Christoph Friedrich Nicolai

Christoph Friedrich Nicolai (1733–1811) war als Buchhändler, Verleger und Schriftsteller eine der prägendsten Gestalten der Aufklärungszeit. Mit dem von seinem Vater übernommenen Verlagsunternehmen gelang es ihm, eine führende Stellung auf dem deutschen Buchmarkt zu erobern. Das Kernstück von Nicolais Verlagsprogramm bildeten Rezensionszeitschriften, aufgrund derer ihm jahrzehntelang die Meinungshoheit in der gelehrten Welt zugesprochen wurde: zunächst die zusammen mit den Freunden Gotthold Ephraim Lessing und Moses Mendelssohn herausgegebenen Briefe, die neueste Litteratur betreffend, ab 1765 dann die im Alleingang besorgte Allgemeine deutsche Bibliothek, in der sämtliche Neuerscheinungen auf dem deutschen Buchmarkt besprochen werden sollten. Als ähnlich wirkmächtig erwiesen sich manche seiner eigenen Bücher, denn der fleißigste und erfolgreichste Autor seines Verlages war Nicolai selbst.
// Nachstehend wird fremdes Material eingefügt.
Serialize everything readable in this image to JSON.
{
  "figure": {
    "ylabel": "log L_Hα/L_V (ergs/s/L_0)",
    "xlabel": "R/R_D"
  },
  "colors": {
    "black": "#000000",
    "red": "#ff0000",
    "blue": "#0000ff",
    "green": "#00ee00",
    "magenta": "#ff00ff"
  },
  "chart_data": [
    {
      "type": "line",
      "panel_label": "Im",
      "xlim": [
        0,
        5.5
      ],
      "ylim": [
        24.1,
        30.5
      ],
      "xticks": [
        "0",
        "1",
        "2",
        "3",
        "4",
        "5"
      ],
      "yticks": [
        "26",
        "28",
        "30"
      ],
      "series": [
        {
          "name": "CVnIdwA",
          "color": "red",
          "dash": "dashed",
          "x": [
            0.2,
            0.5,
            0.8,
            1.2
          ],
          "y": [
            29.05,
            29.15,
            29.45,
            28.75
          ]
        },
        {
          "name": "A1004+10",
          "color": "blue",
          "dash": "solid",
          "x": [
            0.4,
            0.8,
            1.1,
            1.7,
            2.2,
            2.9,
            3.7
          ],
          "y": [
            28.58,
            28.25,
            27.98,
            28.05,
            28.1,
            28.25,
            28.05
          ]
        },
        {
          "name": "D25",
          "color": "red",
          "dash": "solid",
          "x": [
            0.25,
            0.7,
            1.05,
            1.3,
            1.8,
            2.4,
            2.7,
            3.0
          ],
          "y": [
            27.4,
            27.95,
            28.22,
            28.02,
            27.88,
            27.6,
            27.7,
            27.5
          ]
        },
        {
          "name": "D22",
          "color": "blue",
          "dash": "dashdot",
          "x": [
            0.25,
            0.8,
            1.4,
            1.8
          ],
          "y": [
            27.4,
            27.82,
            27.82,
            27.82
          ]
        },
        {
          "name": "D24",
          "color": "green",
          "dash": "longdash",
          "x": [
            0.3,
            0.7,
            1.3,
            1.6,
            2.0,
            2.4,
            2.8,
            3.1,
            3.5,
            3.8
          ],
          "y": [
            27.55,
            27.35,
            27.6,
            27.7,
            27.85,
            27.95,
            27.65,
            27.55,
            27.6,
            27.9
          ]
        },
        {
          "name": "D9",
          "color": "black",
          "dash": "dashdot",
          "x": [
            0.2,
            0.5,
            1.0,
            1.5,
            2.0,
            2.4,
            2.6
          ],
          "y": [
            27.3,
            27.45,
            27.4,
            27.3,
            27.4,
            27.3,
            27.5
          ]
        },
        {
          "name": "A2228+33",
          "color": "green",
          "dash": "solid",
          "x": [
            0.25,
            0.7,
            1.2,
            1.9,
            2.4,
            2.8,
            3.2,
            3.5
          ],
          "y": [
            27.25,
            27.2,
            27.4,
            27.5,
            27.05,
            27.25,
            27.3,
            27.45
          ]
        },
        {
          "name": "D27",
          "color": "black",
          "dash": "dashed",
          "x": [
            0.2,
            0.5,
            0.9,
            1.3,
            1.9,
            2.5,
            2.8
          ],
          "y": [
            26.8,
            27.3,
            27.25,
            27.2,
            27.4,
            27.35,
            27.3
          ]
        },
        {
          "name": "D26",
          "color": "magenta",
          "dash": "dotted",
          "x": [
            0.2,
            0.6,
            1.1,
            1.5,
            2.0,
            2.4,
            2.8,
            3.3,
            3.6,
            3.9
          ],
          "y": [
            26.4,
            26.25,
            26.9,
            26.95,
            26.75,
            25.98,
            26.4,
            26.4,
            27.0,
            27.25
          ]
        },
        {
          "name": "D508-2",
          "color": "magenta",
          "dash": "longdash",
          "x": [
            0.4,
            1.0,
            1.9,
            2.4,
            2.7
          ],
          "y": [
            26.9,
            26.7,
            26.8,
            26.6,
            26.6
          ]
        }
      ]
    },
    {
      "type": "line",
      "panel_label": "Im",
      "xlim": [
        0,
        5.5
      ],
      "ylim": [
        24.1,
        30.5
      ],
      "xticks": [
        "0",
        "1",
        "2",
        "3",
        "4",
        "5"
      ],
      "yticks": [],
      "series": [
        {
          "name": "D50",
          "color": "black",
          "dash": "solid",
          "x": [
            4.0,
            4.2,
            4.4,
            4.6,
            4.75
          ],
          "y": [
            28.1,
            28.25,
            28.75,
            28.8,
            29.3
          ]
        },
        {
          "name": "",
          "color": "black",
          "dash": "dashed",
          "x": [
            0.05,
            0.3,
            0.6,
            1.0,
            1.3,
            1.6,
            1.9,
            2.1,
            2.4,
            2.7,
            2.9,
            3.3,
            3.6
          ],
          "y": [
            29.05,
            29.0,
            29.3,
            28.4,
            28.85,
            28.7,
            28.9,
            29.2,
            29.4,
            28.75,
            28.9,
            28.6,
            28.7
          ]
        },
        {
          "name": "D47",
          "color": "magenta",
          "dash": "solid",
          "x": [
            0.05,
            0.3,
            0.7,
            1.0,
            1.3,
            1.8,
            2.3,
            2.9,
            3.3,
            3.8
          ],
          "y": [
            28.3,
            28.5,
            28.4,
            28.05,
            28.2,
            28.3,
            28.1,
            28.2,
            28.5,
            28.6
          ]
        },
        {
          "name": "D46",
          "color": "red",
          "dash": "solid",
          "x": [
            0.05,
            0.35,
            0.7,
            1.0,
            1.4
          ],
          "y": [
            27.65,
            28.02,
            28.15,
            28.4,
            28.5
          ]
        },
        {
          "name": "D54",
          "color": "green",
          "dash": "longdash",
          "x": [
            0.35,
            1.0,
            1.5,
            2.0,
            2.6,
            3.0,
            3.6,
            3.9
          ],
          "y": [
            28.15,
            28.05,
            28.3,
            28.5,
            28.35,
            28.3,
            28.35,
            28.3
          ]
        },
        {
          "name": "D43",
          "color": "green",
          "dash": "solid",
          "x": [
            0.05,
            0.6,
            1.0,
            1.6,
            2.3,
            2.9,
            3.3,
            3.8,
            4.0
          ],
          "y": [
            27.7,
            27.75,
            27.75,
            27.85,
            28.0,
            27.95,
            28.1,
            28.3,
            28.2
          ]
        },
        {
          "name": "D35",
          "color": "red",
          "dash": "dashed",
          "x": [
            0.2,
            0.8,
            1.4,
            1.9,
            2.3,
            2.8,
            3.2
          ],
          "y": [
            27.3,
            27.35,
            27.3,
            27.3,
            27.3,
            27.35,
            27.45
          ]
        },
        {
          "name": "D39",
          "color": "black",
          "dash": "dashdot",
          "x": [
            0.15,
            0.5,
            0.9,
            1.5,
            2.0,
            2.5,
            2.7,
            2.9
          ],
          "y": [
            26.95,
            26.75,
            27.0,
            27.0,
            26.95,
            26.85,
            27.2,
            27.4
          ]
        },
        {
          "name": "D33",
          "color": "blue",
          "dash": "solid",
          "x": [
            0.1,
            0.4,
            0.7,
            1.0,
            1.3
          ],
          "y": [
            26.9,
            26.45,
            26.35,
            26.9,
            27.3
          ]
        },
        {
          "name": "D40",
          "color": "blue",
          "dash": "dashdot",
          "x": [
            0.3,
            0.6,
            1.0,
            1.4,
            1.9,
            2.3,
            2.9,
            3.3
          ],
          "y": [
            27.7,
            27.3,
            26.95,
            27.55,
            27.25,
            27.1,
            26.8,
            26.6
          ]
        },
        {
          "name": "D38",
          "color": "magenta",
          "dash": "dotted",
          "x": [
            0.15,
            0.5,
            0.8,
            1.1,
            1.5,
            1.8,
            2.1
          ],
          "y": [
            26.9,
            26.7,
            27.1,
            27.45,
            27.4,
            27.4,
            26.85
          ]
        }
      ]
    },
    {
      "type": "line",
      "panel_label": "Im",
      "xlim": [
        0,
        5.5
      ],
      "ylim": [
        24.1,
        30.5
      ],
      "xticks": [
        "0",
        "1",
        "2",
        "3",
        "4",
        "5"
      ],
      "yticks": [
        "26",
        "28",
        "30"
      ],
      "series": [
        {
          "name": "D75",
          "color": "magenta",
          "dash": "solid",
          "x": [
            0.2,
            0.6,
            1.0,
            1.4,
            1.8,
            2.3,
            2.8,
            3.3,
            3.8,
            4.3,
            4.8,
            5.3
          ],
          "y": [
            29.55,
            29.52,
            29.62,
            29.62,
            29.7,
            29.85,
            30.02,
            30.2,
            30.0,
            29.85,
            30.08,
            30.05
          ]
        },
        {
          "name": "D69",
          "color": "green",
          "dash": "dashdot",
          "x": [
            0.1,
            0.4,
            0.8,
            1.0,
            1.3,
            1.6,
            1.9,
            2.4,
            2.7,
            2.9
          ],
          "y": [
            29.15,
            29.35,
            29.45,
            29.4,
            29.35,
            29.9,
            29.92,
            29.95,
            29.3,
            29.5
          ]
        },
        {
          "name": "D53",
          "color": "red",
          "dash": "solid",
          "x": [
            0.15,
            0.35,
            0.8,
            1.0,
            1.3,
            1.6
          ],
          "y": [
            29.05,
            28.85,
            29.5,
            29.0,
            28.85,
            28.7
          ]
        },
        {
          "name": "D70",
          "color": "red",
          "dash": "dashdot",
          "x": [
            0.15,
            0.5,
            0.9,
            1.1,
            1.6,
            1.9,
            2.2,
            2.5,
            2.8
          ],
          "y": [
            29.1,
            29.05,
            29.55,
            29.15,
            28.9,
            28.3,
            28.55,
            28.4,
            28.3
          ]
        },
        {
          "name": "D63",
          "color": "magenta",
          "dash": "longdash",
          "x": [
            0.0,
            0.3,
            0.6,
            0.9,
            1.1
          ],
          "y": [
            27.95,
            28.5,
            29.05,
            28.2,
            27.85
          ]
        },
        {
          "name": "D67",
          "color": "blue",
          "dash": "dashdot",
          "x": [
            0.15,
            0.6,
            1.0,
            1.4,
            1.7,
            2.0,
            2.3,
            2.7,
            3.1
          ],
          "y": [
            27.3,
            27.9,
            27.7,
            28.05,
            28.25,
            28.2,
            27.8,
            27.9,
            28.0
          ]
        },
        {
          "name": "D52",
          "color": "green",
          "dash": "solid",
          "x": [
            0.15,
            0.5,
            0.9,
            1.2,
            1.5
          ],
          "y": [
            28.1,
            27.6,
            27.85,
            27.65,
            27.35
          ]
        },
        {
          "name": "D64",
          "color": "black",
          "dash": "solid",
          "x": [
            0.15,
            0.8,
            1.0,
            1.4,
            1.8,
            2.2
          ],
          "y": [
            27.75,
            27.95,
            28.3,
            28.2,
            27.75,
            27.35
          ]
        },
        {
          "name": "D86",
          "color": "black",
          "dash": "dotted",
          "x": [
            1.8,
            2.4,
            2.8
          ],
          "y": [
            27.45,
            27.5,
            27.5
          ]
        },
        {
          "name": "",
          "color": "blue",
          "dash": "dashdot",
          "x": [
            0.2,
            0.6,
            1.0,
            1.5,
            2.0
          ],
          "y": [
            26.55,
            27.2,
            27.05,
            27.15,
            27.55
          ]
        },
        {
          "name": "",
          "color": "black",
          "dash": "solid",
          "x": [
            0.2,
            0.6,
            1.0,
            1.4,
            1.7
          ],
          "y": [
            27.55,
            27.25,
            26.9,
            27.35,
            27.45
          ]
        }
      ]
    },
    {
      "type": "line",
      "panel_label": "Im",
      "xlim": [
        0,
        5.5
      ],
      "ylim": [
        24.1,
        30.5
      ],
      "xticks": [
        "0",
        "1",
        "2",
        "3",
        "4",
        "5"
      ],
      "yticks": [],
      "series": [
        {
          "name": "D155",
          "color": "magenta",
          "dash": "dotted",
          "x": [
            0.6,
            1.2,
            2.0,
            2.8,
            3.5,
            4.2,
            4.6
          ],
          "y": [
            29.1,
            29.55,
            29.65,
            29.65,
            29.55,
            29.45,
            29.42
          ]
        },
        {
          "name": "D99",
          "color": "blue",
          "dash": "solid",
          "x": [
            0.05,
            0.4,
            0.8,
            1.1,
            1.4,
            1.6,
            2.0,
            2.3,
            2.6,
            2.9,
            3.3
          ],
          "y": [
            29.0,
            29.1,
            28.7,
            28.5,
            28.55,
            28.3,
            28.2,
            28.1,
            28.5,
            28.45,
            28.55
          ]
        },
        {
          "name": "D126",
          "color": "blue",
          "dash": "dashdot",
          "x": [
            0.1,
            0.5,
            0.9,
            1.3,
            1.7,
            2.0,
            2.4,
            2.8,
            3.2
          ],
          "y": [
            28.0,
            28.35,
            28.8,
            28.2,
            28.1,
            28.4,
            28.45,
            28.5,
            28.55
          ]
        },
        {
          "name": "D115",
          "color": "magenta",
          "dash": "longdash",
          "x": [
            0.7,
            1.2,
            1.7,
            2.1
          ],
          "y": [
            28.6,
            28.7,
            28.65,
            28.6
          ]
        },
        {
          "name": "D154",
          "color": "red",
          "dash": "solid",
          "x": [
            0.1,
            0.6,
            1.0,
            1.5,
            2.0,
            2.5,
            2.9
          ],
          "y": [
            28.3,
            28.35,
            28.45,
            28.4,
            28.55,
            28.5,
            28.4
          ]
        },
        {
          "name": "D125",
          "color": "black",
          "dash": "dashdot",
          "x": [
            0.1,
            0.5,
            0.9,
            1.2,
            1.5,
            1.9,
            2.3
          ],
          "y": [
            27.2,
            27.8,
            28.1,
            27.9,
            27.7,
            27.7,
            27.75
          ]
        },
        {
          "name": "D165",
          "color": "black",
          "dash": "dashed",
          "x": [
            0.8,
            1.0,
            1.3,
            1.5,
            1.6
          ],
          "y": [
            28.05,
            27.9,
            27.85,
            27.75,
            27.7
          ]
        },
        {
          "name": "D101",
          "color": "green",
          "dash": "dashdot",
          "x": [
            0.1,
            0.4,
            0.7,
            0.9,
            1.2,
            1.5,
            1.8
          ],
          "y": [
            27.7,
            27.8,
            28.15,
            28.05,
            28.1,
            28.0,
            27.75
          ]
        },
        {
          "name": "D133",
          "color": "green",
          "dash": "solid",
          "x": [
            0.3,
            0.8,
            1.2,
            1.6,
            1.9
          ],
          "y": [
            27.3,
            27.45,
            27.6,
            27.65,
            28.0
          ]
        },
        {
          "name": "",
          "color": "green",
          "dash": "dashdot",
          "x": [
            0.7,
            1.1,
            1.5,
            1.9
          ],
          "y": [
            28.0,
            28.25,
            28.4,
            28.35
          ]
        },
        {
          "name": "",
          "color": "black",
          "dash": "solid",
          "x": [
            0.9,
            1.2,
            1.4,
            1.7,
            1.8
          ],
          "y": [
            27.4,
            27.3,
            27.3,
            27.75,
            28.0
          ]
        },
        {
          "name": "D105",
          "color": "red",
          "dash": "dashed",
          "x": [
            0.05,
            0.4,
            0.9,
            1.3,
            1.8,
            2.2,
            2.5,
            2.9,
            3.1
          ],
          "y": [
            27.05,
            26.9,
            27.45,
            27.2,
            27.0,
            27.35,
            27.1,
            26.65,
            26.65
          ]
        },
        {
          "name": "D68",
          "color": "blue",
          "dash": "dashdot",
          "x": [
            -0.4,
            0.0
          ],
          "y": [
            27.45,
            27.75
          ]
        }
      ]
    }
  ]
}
Mit einer Parodie auf Die Leiden des jungen Werthers zog er sich den Zorn Goethes zu, der zeitlebens über das »Berliner Hundezeug« wetterte. Derart groß war sein Einfluss, dass noch Heinrich Heine vom »Berlin, wo Friedrich der Große und der Buchhändler Nicolai regierten«, schrieb.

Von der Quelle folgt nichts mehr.